Refinement trace: CoRefine-Tree explored sliding window vs. token bucket, invested in token bucket. 1 re-examination on thread safety (documented, not over-engineered). 0 pivots.

Best Practices

• Do: Explicitly state your confidence level at each checkpoint. Silent confidence tracking defeats the purpose -- the user and your own reasoning benefit from seeing it.
• Do: Re-examine before pivoting.

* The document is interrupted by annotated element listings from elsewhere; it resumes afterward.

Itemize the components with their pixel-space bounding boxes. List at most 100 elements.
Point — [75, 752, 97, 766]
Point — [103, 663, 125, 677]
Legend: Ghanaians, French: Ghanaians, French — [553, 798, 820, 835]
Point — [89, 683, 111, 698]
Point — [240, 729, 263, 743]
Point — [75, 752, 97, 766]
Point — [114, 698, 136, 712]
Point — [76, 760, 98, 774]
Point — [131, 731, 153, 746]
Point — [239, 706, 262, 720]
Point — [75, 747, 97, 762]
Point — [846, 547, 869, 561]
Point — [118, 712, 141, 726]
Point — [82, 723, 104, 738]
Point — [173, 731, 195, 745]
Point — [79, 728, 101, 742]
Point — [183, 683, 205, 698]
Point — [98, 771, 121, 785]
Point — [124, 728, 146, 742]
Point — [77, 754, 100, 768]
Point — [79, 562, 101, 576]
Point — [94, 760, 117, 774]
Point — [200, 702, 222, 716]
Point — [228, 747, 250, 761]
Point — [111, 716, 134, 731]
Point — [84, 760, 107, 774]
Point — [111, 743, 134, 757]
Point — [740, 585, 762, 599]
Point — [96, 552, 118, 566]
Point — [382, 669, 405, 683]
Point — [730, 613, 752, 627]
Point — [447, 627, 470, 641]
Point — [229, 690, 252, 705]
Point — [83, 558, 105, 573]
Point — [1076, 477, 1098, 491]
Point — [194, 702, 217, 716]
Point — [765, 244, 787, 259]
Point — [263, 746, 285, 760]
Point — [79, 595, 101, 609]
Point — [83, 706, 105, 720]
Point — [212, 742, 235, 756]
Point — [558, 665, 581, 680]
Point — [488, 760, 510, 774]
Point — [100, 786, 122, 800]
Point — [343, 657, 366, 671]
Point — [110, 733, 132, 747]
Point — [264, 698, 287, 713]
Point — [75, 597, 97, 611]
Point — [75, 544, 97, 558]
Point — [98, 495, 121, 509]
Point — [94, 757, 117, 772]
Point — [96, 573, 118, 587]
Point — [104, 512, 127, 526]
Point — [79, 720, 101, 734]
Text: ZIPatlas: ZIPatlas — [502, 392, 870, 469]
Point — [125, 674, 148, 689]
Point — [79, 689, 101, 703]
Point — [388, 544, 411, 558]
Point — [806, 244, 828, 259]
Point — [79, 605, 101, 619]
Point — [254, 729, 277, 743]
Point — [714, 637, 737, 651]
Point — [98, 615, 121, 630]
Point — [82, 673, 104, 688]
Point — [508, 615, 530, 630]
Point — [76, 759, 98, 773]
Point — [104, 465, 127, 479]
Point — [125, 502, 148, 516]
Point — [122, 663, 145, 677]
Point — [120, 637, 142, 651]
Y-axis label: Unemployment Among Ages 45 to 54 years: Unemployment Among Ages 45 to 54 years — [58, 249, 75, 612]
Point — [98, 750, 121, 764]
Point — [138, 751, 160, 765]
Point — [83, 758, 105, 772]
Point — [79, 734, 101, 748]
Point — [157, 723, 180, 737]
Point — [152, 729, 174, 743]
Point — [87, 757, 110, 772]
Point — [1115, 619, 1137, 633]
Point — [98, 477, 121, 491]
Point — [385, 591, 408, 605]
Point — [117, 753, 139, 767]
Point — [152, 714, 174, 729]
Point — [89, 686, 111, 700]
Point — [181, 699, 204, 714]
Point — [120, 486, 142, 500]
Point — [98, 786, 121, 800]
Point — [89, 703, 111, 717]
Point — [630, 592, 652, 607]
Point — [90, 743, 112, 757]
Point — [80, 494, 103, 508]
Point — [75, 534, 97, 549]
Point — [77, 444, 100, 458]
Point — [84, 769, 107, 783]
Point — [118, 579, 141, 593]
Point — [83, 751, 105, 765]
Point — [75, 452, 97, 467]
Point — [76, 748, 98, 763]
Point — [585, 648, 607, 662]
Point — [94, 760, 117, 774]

Most errors are local (one bad step), not global (wrong approach entirely). Re-examination is cheaper than a full restart.
• Do: When pivoting, name the specific failure. "The recursive approach hits maximum recursion depth on inputs > 1000" is actionable. "This doesn't seem right" is not.
• Do: Use concrete test cases as your primary re-examination tool. Running a specific input through your logic is the fastest way to verify or falsify a step.
• Avoid: Treating confidence assessment as theater. If you write "Confidence: HIGH" but the step relies on an unverified assumption, you are undermining the entire protocol. Be honest.
• Avoid: Pivoting too eagerly. The paper averages 2.7 steps total. If you pivot on every MEDIUM signal, you waste compute exploring too many strategies. Reserve pivots for sustained low confidence or clear logical failures.
• Avoid: Exceeding 4 refinement iterations silently. If you cannot reach high confidence after 4 attempts, tell the user what remains uncertain and ask for clarification.

Error Handling

• Confidence stays MEDIUM across all approaches: The problem may be ambiguous or underspecified. Present the best answer with explicit caveats and ask the user to clarify the ambiguous aspect.
• Pivot leads back to a previously-failed approach: You are in a loop. Stop, enumerate all approaches tried and why each failed, and present the analysis to the user rather than continuing to cycle.
• Re-examination contradicts earlier HIGH-confidence steps: Propagate the fix backward. Do not patch only the current step -- recheck all downstream steps that depended on the now-corrected one.
• External dependency uncertainty (API behavior, library version): Confidence assessment only covers your own reasoning. When uncertainty stems from external behavior, state the assumption explicitly and recommend the user verify it.

Limitations

• Confidence is self-assessed, not ground-truth. Claude's confidence signals are heuristic. The paper's 92.6% halt precision means ~7.4% of "confident" answers are still wrong. This protocol reduces but does not eliminate errors.
• Not a substitute for testing. For code generation, the refinement loop improves logical correctness but cannot replace running tests. Always recommend the user run the code.
• Diminishing returns on simple problems. If the answer is straightforward (simple lookup, well-known algorithm), the overhead of explicit confidence tracking adds verbosity without value. Use this protocol for genuinely challenging problems.
• No learned controller. The paper uses a trained Conv1D controller with learned decision boundaries. This skill adapts the same logic heuristically. The decisions are principled but not statistically optimized.
• Token overhead for the trace. Explicit confidence reporting adds tokens to the response. For very long chains (20+ steps), consider summarizing the confidence trajectory rather than reporting every checkpoint.

Reference

CoRefine: Confidence-Guided Self-Refinement for Adaptive Test-Time Compute -- Jin, Tanno, Diethe, Teare (2026). Read Section 3 for the three-action controller design and Section 4 for CoRefine-Tree's hybrid exploration-exploitation strategy.